I was not at all certain whether I had any advocates, I could not find out anything definite about it, every face was unfriendly, most people who came toward me and whom I kept meeting in the corridors looked like fat old women; they had huge blue-and-white striped aprons covering their entire bodies, kept stroking their stomachs and swaying awkwardly to and fro. I had been told that at least three advocates would be assigned to represent me, but if so, where were they? And could the case proceed without them?
I wondered if I had somehow come to the wrong building. Perhaps this was not the law courts, but some other branch of some other institution of some other regime in some other country on some other continent. After all, there was a blank period of several hours, between my waking up on my pallet of straw in the barn annexe and my arrival here, several hours of which I could remember nothing save for the plaintive cry of a curlew, and a smashed saucer on the linoleum.
Dizzy in the head, I sat down on a bench and lit my pipe. People continued to mince and waddle along the corridor, seemingly with purpose. None of them spared me a glance. None of them announced themselves as my advocate. Perhaps I was in the right building but on the wrong floor? I had noticed, as I entered from the street, that the building was impossibly tall. The top of it was invisible, engulfed by clouds.
Puffing on my pipe ought to have calmed my nerves, but, like poor Neddie in Brand Upon The Brain! (Guy Maddin, 2006), I was a bundle of tics. The case – if it were ever heard and judged upon – could spell my ruin. I had been accused of plagiarism by the publishers of the weekly children’s comic The Hammer Of Christ. Among the most popular strips in that penny woeful was that recounting the adventures of Buster and Radbod. I was deemed to have stolen these characters when I began to issue my own weekly children’s comic, Buster And Radbod.
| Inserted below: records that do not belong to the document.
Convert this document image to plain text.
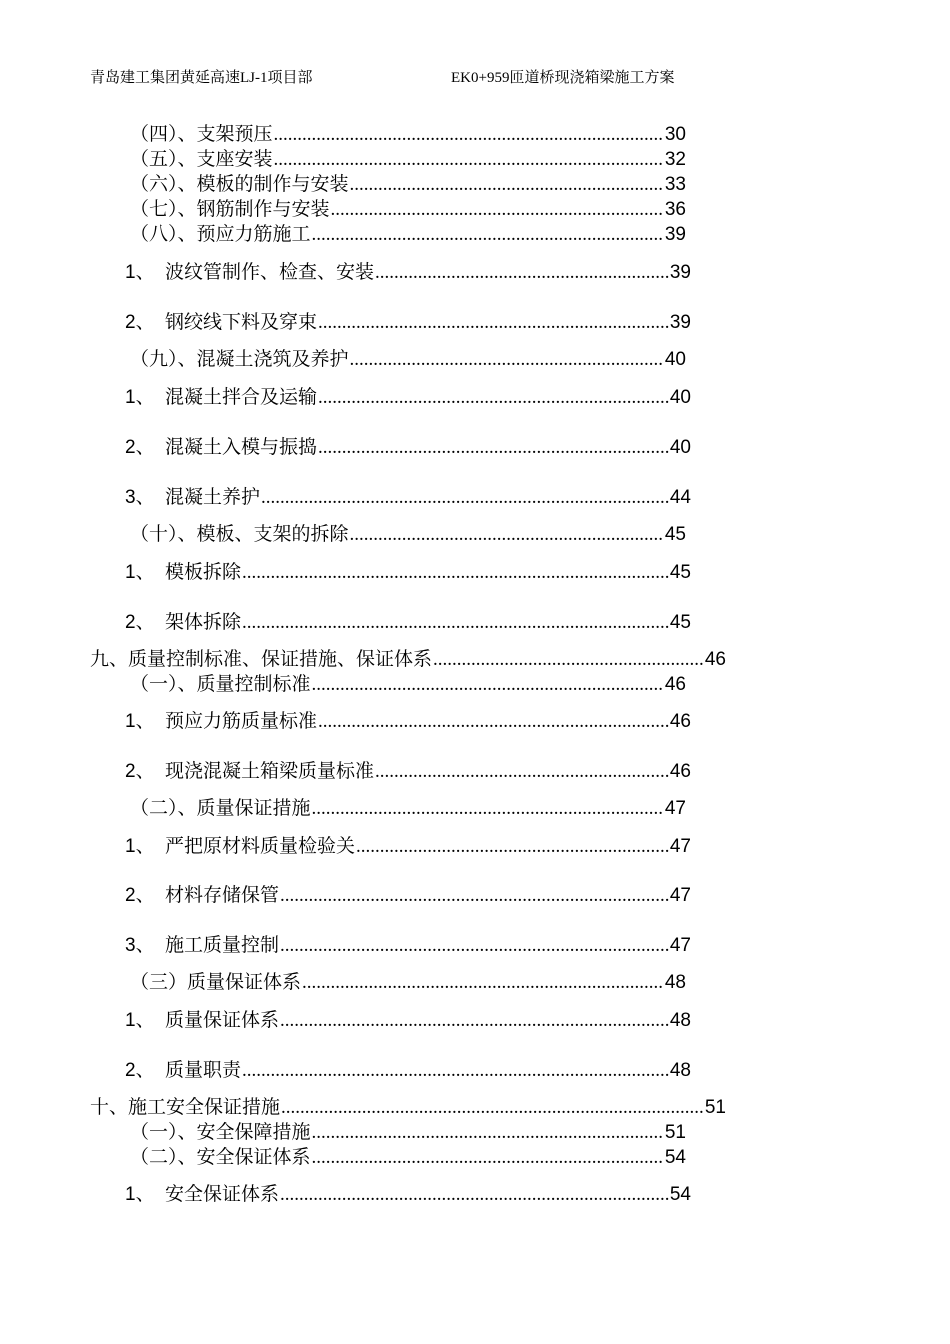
青岛建工集团黄延高速LJ-1项目部	EK0+959匝道桥现浇箱梁施工方案
（四）、支架预压 .....	30
（五）、支座安装 .....	32
（六）、模板的制作与安装 .....	33
（七）、钢筋制作与安装 .....	36
（八）、预应力筋施工 .....	39
1、 波纹管制作、检查、安装 .....	39
2、 钢绞线下料及穿束 .....	39
（九）、混凝土浇筑及养护 .....	40
1、 混凝土拌合及运输 .....	40
2、 混凝土入模与振捣 .....	40
3、 混凝土养护 .....	44
（十）、模板、支架的拆除 .....	45
1、 模板拆除 .....	45
2、 架体拆除 .....	45
九、质量控制标准、保证措施、保证体系 .....	46
（一）、质量控制标准 .....	46
1、 预应力筋质量标准 .....	46
2、 现浇混凝土箱梁质量标准 .....	46
（二）、质量保证措施 .....	47
1、 严把原材料质量检验关 .....	47
2、 材料存储保管 .....	47
3、 施工质量控制 .....	47
（三）质量保证体系 .....	48
1、 质量保证体系 .....	48
2、 质量职责 .....	48
十、施工安全保证措施 .....	51
（一）、安全保障措施 .....	51
（二）、安全保证体系 .....	54
1、 安全保证体系 .....	54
It was true that, in all particulars, my Buster was identical to the original Buster, my Radbod to the original Radbod, and that some – well, all – of the adventures I related in my comic differed not a jot from adventures pursued by Buster and Radbod in The Hammer Of Christ. But apart from those wildly improbable coincidences – and is it not a feature of coincidences that they are wild and improbable? – there really was no comparison. The paper-size and pagination of the comics was different, my drawings were somewhat cack-handed, and the sale price of my publication was four times the price of the dreadful rag I was accused of copying.
In spite of this, and of my protestations of innocence, I had been summoned to the court to face the full wrath of the law. But how could I marshal a defence without my promised advocates? Slumped on the bench, it dawned on me that my predicament was not dissimilar to a situation faced by Buster and Radbod in one of their adventures, which had appeared in The Hammer Of Christ Vol. XLIV No. 8 and, coincidentally, in Buster And Radbod Vol. I No. 1.
What happened was that the frolicsome duo were summoned to the law court, an impossibly tall building, the top of which vanished in the clouds. They had to answer a charge brought against them, the essence of which was that they were false replicas, or doppelgangers, of the purported real Buster and real Radbod. It is a stupendously exciting and suspenseful story, as the pair roam the corridors on the many many floors of the building, knowing that at any moment they may come face to face with … themselves! Particularly enthralling – and psychologically complex for a children’s comic strip – is Buster and Radbod’s growing realisation that they may not be real, may be simply fictional two-dimensional simulacra. Complexity piles on paradox because, of course, neither Buster nor Radbod is real – they are comic strip characters. But so are the so-called real Buster and Radbod they will encounter, at some point in the story in the building in a corridor on a floor.
Somehow these reflections made my own situation less fraught. I tapped out my pipe, rose from the bench, and went in search of my advocates. It seemed to me now that I would be able to spot them easily among the teeming throng. They would look identical to me! All three of them! I hunted them along all the corridors on the floor, and then I tried the other corridors on the other floors, one by one. But before I found my advocates, I noticed a curious thing about the many steep and crowded staircases in this building. As long as you don’t stop climbing, the stairs won’t end, under your climbing feet they will go on growing upwards.
The first sentence, and the last, were translated from the German by Tania and James Stern. Everything in between was not.